13 yıllık iktidarları boyunca ekonomiyi şaha

kaldırdıklarını iddia eden AKP hükümetinin, emeklilere 100 TL lik seyyanen zam

yapıp, bunu çok matah bir şeymiş gibi yandaş medya aracılığıyla pazarlamaya

çalışması çabalarını gördükçe aklıma hep bu anekdot geliyor. Yandaş

televizyonlar bas bas bağırıyor, 100 TL zam Yıllık 1200 TL zam İyi de,

zaten yerlerde sürünen emekli maaşlarını yükseltmek, asgari geçim standardını

sağlayabilmek ve kaliteli, nitelikli bir yaşamı emeklilerimize hediye edebilmek

için bu zam neye yarayacak Nitekim yılbaşının hemen ardından jet bir kararla,

köprü ve otoyol ücretlerine anında zammı bindirdiler.
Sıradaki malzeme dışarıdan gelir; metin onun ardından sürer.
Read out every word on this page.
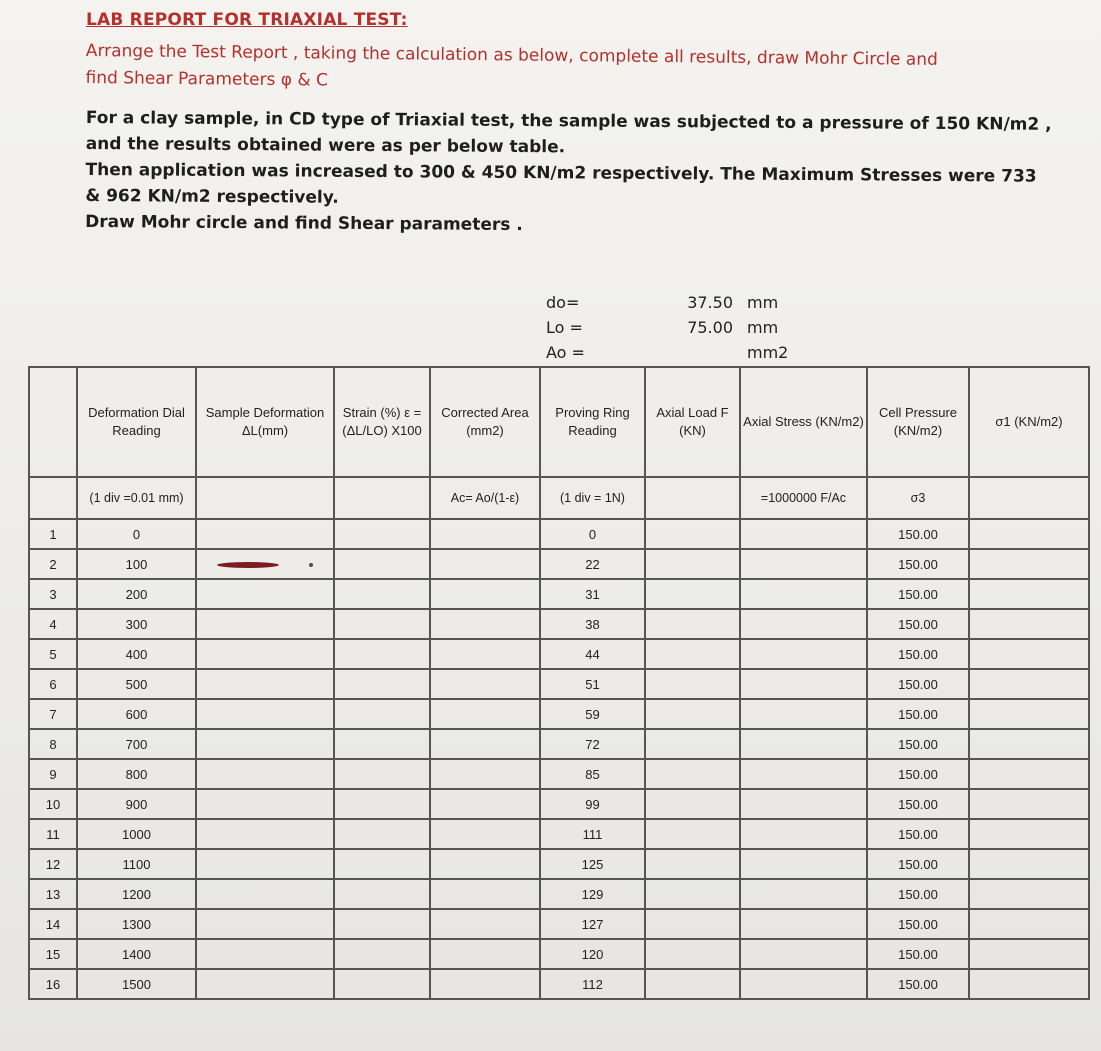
LAB REPORT FOR TRIAXIAL TEST:
Arrange the Test Report , taking the calculation as below, complete all results, draw Mohr Circle and
find Shear Parameters φ & C

For a clay sample, in CD type of Triaxial test, the sample was subjected to a pressure of 150 KN/m2 ,

and the results obtained were as per below table.

Then application was increased to 300 & 450 KN/m2 respectively. The Maximum Stresses were 733

& 962 KN/m2 respectively.

Draw Mohr circle and find Shear parameters .

do=	37.50 mm
Lo =	75.00 mm
Ao =	mm2
	Deformation Dial Reading	Sample Deformation ΔL(mm)	Strain (%) ε = (ΔL/LO) X100	Corrected Area (mm2)	Proving Ring Reading	Axial Load F (KN)	Axial Stress (KN/m2)	Cell Pressure (KN/m2)	σ1 (KN/m2)
	(1 div =0.01 mm)			Ac= Ao/(1-ε)	(1 div = 1N)		=1000000 F/Ac	σ3	
1	0				0			150.00	
2	100				22			150.00	
3	200				31			150.00	
4	300				38			150.00	
5	400				44			150.00	
6	500				51			150.00	
7	600				59			150.00	
8	700				72			150.00	
9	800				85			150.00	
10	900				99			150.00	
11	1000				111			150.00	
12	1100				125			150.00	
13	1200				129			150.00	
14	1300				127			150.00	
15	1400				120			150.00	
16	1500				112			150.00	
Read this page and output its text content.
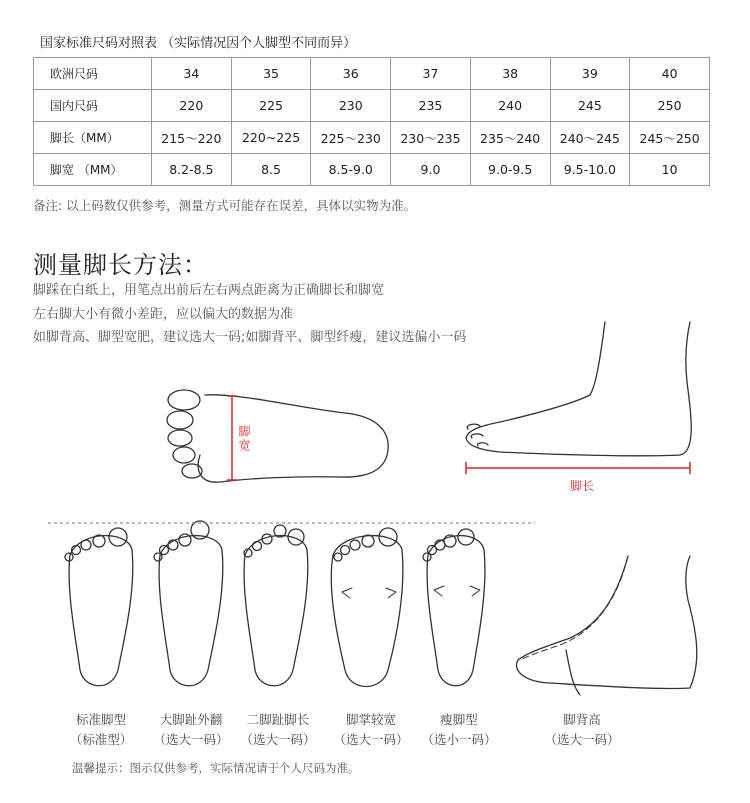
国家标准尺码对照表 （实际情况因个人脚型不同而异）
欧洲尺码	34	35	36	37	38	39	40
国内尺码	220	225	230	235	240	245	250
脚长（MM）	215～220	220~225	225～230	230～235	235～240	240～245	245～250
脚宽 （MM）	8.2-8.5	8.5	8.5-9.0	9.0	9.0-9.5	9.5-10.0	10
备注: 以上码数仅供参考，测量方式可能存在误差，具体以实物为准。
测量脚长方法：
脚踩在白纸上，用笔点出前后左右两点距离为正确脚长和脚宽
左右脚大小有微小差距，应以偏大的数据为准
如脚背高、脚型宽肥，建议选大一码;如脚背平、脚型纤瘦，建议选偏小一码
脚宽
脚长
标准脚型
（标准型）
大脚趾外翻
（选大一码）
二脚趾脚长
（选大一码）
脚掌较宽
（选大一码）
瘦脚型
（选小一码）
脚背高
（选大一码）
温馨提示：图示仅供参考，实际情况请于个人尺码为准。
Elektrik zamları, su

zamları... Bekleyin, kış bitmeden doğalgaza da zammı bindireceklerdir Hani,

bir deyim vardır, Kaşıkla verip kepçeyle geri almak diye AKP hükümetinin

uygulamaları aynen bu   1300 lira asgari

ücret belirlediler ya, kaynağını üretemedikleri bu zammı çıkarabilmek için var

güçleriyle yine insanımızın üzerine abanmaya çalışıyorlar. Kaynak deyince, yine

Refah-Yol Hükümeti nin bu muhteşem işçi zamlarını yaptıktan sonra, dönemin

muhalefet liderlerinden Mesut Yılmaz ın, İyi de kaynak nerede diye açtığı

tartışmayı da hatırlamamız gerekir. Kaynak, devletin kendi içindeki

dinamiklerinde gizliydi ve yıllardır milletin sırtında asalak gibi, tufeyli

gibi geçinen, devlet kurumlarına para satarak ceplerini şişiren rantiyecilerin

hortumlarını kesmek suretiyle bunu sağlamak gayet mümkündü. Bu konuda havuz

sisteminin emrini veren Prof. Dr. Necmettin Erbakan, birbirleriyle alışverişi

kesmiş, maddi imkânlarını kamu veya özel bankalardan kredilerle sağlamaya

çalışan tüm devlet kurumlarının tek bir havuzdan kaynaklarını sağlayabilmesi

ilkesini getirmişti. Aylarca formül üzerinde çalışan Prof. Dr. Osman Altuğ, bu

hususta kendisiyle yaptığım röportajımızda diyordu ki, Türkiye, o günkü

itibariyle bütçesi açık. Bütçe açığını kapatmak lazım, denk bütçe yapılması

lazım. Dediler ki, denk bütçe hayal. Türkiye Cumhuriyeti nin parası özel

bankalarda ortalama yüzde 10 gibi resmi mevduat olarak yatıyordu. Biz aynı

banka sisteminden yüzde 135 olarak borç alıyorduk. Ne yapalım Benim önerim

buydu Kamutek hesabı , devletin bütün parası tek bir hesapta toplansın.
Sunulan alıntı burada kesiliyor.